1.7 KiB
1.7 KiB
ADR-0016: OpenTelemetry Observability Strategy
Status
Accepted
Context
The platform needs distributed tracing and observability for:
- Request tracing across services/modules
- Performance monitoring
- Debugging production issues
- Integration with observability tools (Jaeger, Grafana, etc.)
Options considered:
- OpenTelemetry - Industry standard, vendor-neutral
- Zipkin - Older standard, less ecosystem support
- Custom tracing - Build our own
- No tracing - Only logs and metrics
Decision
Use OpenTelemetry (OTEL) for all observability:
- Tracing: Distributed tracing with spans
- Metrics: Prometheus-compatible metrics
- Logs: Structured logs with trace correlation
- Export: OTLP collector for production, stdout for development
Rationale:
- Industry standard, vendor-neutral
- Excellent Go SDK support
- Integrates with major observability tools
- Supports metrics, traces, and logs
- Recommended in playbook.md
- Future-proof (not locked to specific vendor)
Consequences
Positive
- Vendor-neutral (can switch backends)
- Rich ecosystem and tooling
- Excellent Go SDK
- Supports all observability signals
Negative
- Learning curve for OpenTelemetry concepts
- Slight overhead (minimal with sampling)

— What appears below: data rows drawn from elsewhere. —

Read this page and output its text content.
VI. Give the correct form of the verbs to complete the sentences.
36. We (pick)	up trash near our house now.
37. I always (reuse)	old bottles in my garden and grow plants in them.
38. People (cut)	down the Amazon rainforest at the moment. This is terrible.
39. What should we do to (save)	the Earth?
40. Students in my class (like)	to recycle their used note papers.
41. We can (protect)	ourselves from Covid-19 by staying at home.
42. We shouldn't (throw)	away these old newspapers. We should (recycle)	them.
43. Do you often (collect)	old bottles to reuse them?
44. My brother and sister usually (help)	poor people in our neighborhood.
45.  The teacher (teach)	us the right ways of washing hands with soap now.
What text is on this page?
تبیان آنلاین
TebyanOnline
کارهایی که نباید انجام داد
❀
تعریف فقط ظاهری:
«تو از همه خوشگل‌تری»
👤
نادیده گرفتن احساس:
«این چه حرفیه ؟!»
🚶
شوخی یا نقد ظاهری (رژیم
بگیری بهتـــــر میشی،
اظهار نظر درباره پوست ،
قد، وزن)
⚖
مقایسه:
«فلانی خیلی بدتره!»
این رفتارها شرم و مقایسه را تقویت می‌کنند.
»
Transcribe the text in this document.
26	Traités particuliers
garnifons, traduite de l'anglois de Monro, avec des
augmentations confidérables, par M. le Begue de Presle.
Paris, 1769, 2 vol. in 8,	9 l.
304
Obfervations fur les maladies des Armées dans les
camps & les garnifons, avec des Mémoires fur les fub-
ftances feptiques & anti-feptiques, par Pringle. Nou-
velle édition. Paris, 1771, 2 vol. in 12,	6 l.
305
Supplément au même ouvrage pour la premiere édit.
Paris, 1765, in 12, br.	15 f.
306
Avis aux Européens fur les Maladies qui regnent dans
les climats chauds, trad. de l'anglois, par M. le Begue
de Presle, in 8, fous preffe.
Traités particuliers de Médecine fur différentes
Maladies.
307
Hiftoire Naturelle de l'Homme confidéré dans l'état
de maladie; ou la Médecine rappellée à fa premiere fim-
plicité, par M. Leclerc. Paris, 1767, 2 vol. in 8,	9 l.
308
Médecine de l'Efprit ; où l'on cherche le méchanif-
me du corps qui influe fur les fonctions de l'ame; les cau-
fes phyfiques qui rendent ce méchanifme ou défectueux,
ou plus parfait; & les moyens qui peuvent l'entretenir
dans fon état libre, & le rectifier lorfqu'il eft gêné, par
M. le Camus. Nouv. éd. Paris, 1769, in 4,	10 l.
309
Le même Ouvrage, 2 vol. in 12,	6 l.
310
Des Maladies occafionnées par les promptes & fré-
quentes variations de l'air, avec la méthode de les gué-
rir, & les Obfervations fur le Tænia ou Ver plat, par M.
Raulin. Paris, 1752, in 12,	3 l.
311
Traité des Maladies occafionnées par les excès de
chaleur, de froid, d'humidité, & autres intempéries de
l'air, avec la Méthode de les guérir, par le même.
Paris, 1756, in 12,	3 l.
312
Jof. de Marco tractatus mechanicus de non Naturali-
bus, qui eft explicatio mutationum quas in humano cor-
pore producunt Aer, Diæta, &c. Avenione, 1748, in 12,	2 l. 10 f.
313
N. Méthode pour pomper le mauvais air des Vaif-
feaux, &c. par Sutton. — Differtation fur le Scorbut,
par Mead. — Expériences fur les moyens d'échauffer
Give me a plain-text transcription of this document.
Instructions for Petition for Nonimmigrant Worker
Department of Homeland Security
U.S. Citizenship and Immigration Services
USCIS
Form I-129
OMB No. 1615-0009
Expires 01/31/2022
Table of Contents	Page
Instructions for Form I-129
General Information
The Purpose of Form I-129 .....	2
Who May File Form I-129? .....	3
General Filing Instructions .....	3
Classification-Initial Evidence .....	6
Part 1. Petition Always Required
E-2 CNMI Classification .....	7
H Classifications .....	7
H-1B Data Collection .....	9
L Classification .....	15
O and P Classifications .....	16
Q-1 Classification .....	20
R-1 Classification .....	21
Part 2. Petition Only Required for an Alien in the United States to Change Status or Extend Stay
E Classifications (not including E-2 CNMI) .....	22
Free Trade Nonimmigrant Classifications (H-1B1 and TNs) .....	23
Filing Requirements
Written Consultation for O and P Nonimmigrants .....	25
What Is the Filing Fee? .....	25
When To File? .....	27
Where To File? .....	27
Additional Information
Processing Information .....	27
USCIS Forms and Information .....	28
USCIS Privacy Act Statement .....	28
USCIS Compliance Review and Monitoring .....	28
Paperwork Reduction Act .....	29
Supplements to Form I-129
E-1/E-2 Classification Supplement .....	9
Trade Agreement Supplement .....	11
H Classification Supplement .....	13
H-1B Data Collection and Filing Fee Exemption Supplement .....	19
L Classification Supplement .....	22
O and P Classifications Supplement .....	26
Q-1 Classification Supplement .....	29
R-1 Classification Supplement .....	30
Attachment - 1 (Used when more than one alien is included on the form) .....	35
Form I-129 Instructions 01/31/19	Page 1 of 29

- Requires OTLP collector or compatible backend
Implementation Notes
- Install:
go.opentelemetry.io/oteland contrib packages - Initialize TracerProvider in
internal/observability/tracer.go - Use HTTP instrumentation middleware:
otelhttp.NewHandler() - Add database instrumentation via Ent interceptor
- Export to stdout for development, OTLP for production
- Include trace ID in structured logs
- Configure sampling for production (e.g., 10% or adaptive)